Screwtape in Late Antiquity

In a piece I wrote last summer for Ad Fontes, I quoted one of my favorite passages from The Screwtape Letters:

The use of Fashions in thought is to distract the attention of men from their real dangers. We direct the fashionable outcry of each generation against those vices of which it is least in danger and fix its approval on the virtue nearest to that vice which we are trying to make endemic. The game is to have them running about with fire extinguishers whenever there is a flood, and all crowding to that side of the boat which is already nearly gunwale under. Thus we make it fashionable to expose the dangers of enthusiasm at the very moment when they are all really becoming worldly and lukewarm; a century later, when we are really making them all Byronic and drunk with emotion, the fashionable outcry is directed against the dangers of the mere “understanding”. Cruel ages are put on their guard against Sentimentality, feckless and idle ones against Respectability, lecherous ones against Puritanism; and whenever all men are really hastening to be slaves or tyrants we make Liberalism the prime bogey.[1]

I then noted that Peter Brown, who largely deserves the credit for inventing the historical field of what we call Late Antiquity, said something very similar, apropos his own assessment of the late Roman elite:

In every age a governing class thinks of itself as suffering from besetting weaknesses that are the antithesis and, maybe, the unwitting product of its dominant virtues.[2]

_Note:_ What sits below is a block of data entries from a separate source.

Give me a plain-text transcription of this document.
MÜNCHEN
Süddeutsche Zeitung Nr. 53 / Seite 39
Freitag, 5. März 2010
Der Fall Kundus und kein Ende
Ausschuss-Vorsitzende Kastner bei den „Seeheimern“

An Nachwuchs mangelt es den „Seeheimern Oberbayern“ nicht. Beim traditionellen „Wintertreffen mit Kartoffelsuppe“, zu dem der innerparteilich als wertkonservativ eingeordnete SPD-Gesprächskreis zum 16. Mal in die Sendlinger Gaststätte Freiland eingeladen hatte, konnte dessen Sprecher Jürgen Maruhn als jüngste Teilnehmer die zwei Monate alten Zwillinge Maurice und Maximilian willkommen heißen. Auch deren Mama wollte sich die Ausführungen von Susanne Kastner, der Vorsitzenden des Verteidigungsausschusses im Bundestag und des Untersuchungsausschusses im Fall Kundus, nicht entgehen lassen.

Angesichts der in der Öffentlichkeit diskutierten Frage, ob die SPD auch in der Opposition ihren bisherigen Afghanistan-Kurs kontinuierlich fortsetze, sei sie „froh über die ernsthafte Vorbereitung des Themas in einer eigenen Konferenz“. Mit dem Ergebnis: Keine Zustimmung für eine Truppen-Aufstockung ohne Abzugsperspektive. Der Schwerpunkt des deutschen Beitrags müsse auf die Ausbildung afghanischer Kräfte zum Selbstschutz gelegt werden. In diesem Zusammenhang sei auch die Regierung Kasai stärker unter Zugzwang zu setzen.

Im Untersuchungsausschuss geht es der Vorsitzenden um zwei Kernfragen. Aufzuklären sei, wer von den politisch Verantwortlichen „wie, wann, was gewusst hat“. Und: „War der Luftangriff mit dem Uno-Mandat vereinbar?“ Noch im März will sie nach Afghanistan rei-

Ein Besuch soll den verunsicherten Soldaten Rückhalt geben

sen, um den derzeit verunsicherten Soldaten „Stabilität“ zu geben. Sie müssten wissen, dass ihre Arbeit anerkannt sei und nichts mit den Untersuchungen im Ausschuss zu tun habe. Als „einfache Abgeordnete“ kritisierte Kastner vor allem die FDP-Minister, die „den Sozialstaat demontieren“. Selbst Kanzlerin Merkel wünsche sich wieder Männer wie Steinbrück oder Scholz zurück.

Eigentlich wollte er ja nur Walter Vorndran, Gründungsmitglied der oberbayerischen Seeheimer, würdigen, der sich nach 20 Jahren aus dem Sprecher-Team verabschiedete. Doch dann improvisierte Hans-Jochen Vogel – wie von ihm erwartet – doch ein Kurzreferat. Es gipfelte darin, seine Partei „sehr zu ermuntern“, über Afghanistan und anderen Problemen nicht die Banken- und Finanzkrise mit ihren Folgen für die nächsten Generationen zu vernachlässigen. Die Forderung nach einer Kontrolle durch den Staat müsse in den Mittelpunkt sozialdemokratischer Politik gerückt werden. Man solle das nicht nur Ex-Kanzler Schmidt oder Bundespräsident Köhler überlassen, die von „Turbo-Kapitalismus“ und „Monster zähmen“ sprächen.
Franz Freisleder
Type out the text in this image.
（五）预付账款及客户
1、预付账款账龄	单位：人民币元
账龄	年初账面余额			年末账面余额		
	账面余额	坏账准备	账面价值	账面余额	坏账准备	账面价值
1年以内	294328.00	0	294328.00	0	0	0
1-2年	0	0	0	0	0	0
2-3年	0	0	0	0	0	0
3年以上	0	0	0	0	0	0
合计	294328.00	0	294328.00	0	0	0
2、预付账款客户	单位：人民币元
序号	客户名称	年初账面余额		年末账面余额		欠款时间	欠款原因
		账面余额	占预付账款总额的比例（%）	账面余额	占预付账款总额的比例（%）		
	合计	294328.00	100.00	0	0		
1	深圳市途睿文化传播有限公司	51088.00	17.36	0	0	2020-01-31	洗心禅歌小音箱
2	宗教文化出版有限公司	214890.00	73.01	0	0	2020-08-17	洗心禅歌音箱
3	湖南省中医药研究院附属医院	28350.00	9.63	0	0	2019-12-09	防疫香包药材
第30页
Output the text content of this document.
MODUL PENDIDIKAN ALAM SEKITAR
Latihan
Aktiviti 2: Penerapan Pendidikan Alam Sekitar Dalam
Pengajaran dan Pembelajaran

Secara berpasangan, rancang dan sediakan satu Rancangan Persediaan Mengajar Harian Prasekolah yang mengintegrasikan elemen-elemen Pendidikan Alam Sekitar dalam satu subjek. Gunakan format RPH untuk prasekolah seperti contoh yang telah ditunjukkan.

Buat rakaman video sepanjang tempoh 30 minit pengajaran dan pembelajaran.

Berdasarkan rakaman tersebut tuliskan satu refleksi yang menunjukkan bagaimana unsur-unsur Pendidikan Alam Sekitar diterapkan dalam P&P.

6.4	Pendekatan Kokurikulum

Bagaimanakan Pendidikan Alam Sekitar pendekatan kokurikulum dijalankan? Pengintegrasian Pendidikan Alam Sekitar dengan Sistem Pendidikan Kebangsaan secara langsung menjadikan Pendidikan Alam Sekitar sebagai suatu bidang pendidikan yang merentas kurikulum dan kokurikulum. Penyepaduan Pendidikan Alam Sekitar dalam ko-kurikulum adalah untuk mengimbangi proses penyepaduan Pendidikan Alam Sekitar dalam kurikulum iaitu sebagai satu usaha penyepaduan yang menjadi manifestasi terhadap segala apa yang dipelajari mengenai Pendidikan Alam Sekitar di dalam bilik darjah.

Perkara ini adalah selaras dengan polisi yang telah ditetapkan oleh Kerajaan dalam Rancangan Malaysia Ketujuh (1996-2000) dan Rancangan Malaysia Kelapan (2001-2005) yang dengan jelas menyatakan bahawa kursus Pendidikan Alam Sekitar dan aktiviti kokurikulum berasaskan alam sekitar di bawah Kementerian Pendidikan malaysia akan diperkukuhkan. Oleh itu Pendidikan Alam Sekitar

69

As far as I follow him, Brown does not fully elaborate what means here by this aphoristic statement, though I have always been struck by its resonance with Lewis’s sentiment quoted above.

Reading through Brown’s new, massive autobiography, I now suspect he was at least partially channeling Screwtape, whether consciously or not. Brown, you see, encountered Lewis in the flesh at Oxford as an undergraduate, and the don plays the lead role for an entire chapter of the book. It seems Lewis left his mark on Brown, perhaps more through his writings than through the proximity at Oxford:

But I knew Lewis from his writings before I came to Oxford. My own relation to him was more inward-looking, less concerned with his feats as an apologist for Christianity than with his works of religious advice. In my gap year in Ireland, I had read The Screwtape Letters. With their fine-grained analysis of personal motivation (combined with a dash of waspish social satire directed against “worldly” snobs and groupies) they were a natural successor, in my readings, to The Imitation of Christ of Thomas à Kempis. Both books grew, ultimately, from the same deep root of Augustinian interiority that I would later come to know, though I had no inkling of it at that time. There was also a touch of the dour, Low Church Ulster Protestantism in Lewis the moralist’s impatience with highfalutin nonsense, and his insistence in calling a spade a spade, which I recognized and valued.[3]

Like Lewis himself, Brown also came from Irish Protestantism.


  1. C. S. Lewis, The Screwtape Letters, (New York: HarperCollins, 2001), 137–8
  2. Peter Brown, The Making of Late Antiquity (Cambridge, MA: Harvard University Press, 1993), 40.
  3. Peter Brown, Journeys of the Mind: A Life in History (Princeton: Princeton University Press, 2023), 146.